Gabon : après les réseaux sociaux, le pouvoir veut aussi couper les VPN .
La suspension des réseaux sociaux au Gabon, officiellement justifiée par la lutte contre la désinformation et les contenus jugés dangereux pour la cohésion sociale, avait déjà suscité de vifs débats. Mais les déclarations récentes du président de la Haute Autorité de la Communication (HAC), Germain Ngoyo Moussavou, dans une interview accordée au quotidien L’Union, ouvrent une nouvelle séquence : celle de la possible neutralisation des VPN, présentés comme des moyens de contournement de la mesure.Cette annonce marque un changement d’échelle. Le débat ne porte plus seulement sur les plateformes numériques, mais sur les outils techniques permettant d’accéder à Internet en toute sécurité.
Les VPN, un enjeu bien plus large que les réseaux sociaux
Dans le discours officiel, les VPN apparaissent comme un obstacle à l’application effective de la suspension. Pourtant, leur usage dépasse largement la simple consultation des réseaux sociaux.Ils sont utilisés quotidiennement par :des entreprises pour sécuriser leurs données ;des professionnels travaillant à distance ;des journalistes et chercheurs ;des institutions connectées à des réseaux internationaux.En visant ces outils, la régulation touche donc potentiellement l’ensemble de l’écosystème numérique, bien au-delà des utilisateurs cherchant à contourner une restriction.
Une progression qui interroge
L’évolution des décisions suit une logique claire :suspension des réseaux sociaux ;justification juridique et institutionnelle de la mesure ;annonce d’une réforme encadrant davantage l’usage du numérique ;volonté affichée de limiter les moyens techniques de contournement.Pour de nombreux observateurs, cette progression traduit un glissement progressif vers un contrôle plus structurel de l’espace numérique. Ce qui était présenté comme une mesure exceptionnelle et temporaire tend à s’inscrire dans une logique durable.
La question centrale devient alors politique : s’agit-il d’une régulation nécessaire ou d’une extension du contrôle de l’information ?
Une efficacité technique incertaine
L’expérience internationale montre que les restrictions sur les VPN sont rarement totalement efficaces. Les utilisateurs s’adaptent rapidement, développant de nouvelles solutions technologiques.Résultat : une course permanente entre autorités et internautes, souvent coûteuse et difficile à maintenir dans la durée.Cette réalité soulève un paradoxe : plus la régulation technique se renforce, plus les pratiques numériques deviennent difficiles à surveiller.

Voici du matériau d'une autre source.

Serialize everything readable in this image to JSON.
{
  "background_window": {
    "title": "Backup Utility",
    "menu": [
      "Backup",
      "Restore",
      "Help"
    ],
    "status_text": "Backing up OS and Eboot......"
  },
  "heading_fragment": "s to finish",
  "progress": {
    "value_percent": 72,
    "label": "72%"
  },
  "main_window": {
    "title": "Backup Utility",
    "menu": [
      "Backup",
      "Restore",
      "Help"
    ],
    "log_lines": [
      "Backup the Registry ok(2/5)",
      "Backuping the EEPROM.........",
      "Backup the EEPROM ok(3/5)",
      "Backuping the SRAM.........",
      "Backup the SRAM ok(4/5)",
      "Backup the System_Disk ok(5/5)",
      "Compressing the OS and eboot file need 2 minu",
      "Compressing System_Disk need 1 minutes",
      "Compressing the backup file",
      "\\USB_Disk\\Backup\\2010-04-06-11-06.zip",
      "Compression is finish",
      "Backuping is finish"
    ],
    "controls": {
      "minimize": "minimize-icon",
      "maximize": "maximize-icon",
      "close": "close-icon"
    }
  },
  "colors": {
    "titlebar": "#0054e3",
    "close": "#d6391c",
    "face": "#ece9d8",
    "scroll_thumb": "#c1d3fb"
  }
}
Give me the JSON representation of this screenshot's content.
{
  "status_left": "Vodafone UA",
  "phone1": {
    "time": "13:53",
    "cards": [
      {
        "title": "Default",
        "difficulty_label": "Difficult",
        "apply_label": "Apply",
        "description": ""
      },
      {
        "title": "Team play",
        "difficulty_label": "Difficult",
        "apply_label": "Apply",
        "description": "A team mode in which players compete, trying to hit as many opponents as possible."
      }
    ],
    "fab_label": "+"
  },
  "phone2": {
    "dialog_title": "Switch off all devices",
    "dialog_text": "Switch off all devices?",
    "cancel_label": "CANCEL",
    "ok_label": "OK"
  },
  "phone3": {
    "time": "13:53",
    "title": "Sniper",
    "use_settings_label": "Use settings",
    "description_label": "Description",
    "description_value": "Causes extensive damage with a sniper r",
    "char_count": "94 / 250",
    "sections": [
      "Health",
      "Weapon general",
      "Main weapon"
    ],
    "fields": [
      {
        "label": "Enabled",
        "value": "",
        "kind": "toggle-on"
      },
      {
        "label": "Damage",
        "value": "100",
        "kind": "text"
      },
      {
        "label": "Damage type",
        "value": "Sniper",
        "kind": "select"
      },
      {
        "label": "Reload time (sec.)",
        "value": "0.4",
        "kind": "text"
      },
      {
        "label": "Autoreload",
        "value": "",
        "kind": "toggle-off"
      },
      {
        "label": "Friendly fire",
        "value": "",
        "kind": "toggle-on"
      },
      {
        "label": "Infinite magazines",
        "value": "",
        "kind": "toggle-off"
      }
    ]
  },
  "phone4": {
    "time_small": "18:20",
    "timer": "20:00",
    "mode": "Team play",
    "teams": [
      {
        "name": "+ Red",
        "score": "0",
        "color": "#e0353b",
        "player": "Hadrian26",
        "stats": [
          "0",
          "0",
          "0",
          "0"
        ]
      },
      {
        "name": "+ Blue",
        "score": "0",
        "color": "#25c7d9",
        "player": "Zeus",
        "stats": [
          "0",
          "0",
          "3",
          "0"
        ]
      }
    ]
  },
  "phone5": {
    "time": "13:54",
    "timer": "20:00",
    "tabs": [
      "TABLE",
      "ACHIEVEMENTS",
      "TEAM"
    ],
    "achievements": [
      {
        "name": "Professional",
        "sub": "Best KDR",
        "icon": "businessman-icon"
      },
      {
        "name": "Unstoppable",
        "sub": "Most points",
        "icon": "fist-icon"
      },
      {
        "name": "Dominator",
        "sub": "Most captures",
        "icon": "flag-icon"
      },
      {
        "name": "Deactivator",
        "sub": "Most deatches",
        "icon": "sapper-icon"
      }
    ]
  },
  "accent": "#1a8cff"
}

Le risque économique d’un durcissement
Peu évoqué dans les discours officiels, l’impact économique pourrait être significatif. Les VPN sont essentiels pour de nombreuses activités professionnelles et pour la connexion sécurisée aux marchés internationaux.Une restriction élargie pourrait entraîner :des perturbations pour les entreprises opérant à l’international ;un ralentissement de certains services numériques ;une baisse de confiance des acteurs économiques ;un signal négatif envoyé aux investisseurs du secteur digital.Dans un contexte où la transformation numérique est présentée comme un levier de croissance, cette orientation soulève une contradiction majeure.
un équilibre fragile
L’annonce d’une possible coupure des VPN change profondément la nature du débat au Gabon. La régulation numérique, légitime dans son principe, se heurte désormais à la question de ses limites.Car au-delà de la lutte contre les dérives informationnelles, c’est le modèle de gouvernance numérique du pays qui se dessine : un équilibre délicat entre sécurité, contrôle et libertés.La réponse apportée dans les prochaines semaines déterminera si cette séquence restera une mesure exceptionnelle… ou le début d’un tournant durable dans la gestion de l’espace numérique national.